そして、それによる睡眠不足のせいだろうか。
栞は荒んだような目で俺を睨んでくると、イライラしたように俺に文句をぶつけてきた。
栞は根っからのゲーマーだ。
ゆくゆくは廃人になりやしないかと、俺は密かに心配している。
「お前、ちょっと寝た方がいいぞ。スゲェ顔」
「いいわよ。1週間は休む予定だから。それまでに全クリしてみせるから」
「………うーわ」
どこか自信に満ちた栞の顔に、俺はうんざりすると、少しだけ肌寒くなってきた夕刻に肩を震わせた。
「メール見たか。これ、先生に届けるように言われたから、持ってきた。彼氏が持ってけって」
「あら。まーだ先生知らないんだ。私らの事。私、けっこう最近まで一にべったりだったつもりだったんだけどなぁ」
一。
そう、当たり前のように口にする栞に、俺は眉間に皺が寄るのを抑えられなかった。
そんな俺の表情を、栞はどう受け取ったのか、ニヤリとどこか魔女のような不気味な笑顔をつくると、俺からプリントを受け取った。

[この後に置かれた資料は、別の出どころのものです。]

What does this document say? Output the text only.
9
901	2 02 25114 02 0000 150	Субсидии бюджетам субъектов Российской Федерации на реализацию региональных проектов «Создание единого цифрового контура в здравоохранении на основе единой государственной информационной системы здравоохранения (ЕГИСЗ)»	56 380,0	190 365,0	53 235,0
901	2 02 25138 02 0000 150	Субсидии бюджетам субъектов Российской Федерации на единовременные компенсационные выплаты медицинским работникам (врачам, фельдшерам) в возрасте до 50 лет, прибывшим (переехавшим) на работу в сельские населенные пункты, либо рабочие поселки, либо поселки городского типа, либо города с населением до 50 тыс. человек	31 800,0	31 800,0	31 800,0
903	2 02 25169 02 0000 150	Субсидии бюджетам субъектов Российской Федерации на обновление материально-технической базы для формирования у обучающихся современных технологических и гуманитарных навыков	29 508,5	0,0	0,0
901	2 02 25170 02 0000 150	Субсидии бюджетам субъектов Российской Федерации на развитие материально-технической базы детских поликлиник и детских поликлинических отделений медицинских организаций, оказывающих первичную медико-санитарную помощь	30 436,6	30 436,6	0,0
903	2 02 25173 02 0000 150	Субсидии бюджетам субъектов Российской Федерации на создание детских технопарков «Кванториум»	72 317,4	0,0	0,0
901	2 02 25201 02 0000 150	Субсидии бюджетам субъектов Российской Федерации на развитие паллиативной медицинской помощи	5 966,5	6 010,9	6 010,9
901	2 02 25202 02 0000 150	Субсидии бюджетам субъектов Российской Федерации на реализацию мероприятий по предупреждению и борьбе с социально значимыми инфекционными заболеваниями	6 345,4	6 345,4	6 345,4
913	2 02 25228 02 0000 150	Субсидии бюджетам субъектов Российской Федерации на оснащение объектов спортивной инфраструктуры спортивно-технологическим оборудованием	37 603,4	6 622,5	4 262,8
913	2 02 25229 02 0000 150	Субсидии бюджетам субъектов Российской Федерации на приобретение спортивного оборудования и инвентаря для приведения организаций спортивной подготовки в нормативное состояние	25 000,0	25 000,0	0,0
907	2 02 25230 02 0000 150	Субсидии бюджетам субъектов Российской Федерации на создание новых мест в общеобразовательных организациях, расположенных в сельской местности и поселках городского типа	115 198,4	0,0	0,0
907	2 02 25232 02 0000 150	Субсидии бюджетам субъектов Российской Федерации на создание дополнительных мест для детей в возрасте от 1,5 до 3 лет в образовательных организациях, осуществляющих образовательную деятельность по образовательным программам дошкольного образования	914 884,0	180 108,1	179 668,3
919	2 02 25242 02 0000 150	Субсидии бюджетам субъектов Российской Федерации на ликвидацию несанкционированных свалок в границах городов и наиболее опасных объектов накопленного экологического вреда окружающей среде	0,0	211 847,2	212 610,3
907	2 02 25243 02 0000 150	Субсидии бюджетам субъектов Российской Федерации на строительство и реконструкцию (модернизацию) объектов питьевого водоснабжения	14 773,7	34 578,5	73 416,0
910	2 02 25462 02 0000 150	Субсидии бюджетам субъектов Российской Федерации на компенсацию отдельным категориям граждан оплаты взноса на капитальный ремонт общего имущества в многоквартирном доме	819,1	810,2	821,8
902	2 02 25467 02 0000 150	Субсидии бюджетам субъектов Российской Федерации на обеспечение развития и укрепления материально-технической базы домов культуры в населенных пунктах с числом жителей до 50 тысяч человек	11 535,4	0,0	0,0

「なに、嫉妬?善もそうゆう、ヤキモチとか焼く人だったの?付き合ってる時は大して焼いてくれなかったのに」
「バカ言え……こっちはお前のせいで女子に呼び出されて怖かった」
「あっは!やっぱりそうなった?あー、絶対私か善に行くだろうなぁとは思ってたんだー!」
そう言ってカラカラ笑う栞に、俺はどこか気持ちが沸々とするのを抑えられなかった。
いや、栞があぁなって欲しかったわけじゃないが、こんな風に軽く言われると……どうにも、こうにも……。
一言で言えばすっげームカつく!
「すっげー、怖かったんだからな!俺が池田を苛めてるみたいに言われてさ!あれ、絶対お前への嫉妬を俺にぶつけてるぞ!めちゃ怖かったぞマジで!」
俺はあの時の状況を思い出し、また小さく肩を震わせた。
それは、寒さからくるものでは一切ない。
「ごめん、ごめーん。多分、私にどうこう言うのは女のプライドが許さなかったのね。あからさまに嫉妬してますってゆうの、なんだか格好悪いもん」
「そのプライドが俺に猛威をふるった。怖かった」
「あっは。見たかったそれー」
そう言って、また笑う栞に、俺はもう何も言わなかった。
言っても栞には(笑)程度の気分しか与えられない事は、もう十分わかったし。
俺はもう用は済んだと、栞に背を向けようとすると、栞はその前に、今までとは少しだけ違った真面目な声で俺に向かって声をかけてきた。
「一、どうしてる?他の女子がべったり?」
「まぁ……お前の予想通りだよ。栞が居なくなってから、これはチャンスと女子共は皆であいつに群がってる。ハイエナみたいだ」
「ねぇ、善は?」
「は?」
「だーから、善は?一と何か話したりした?」
突然、話しの方向が俺に向いた事に、俺は一瞬意味がわからず、無言のまま栞を見ていた。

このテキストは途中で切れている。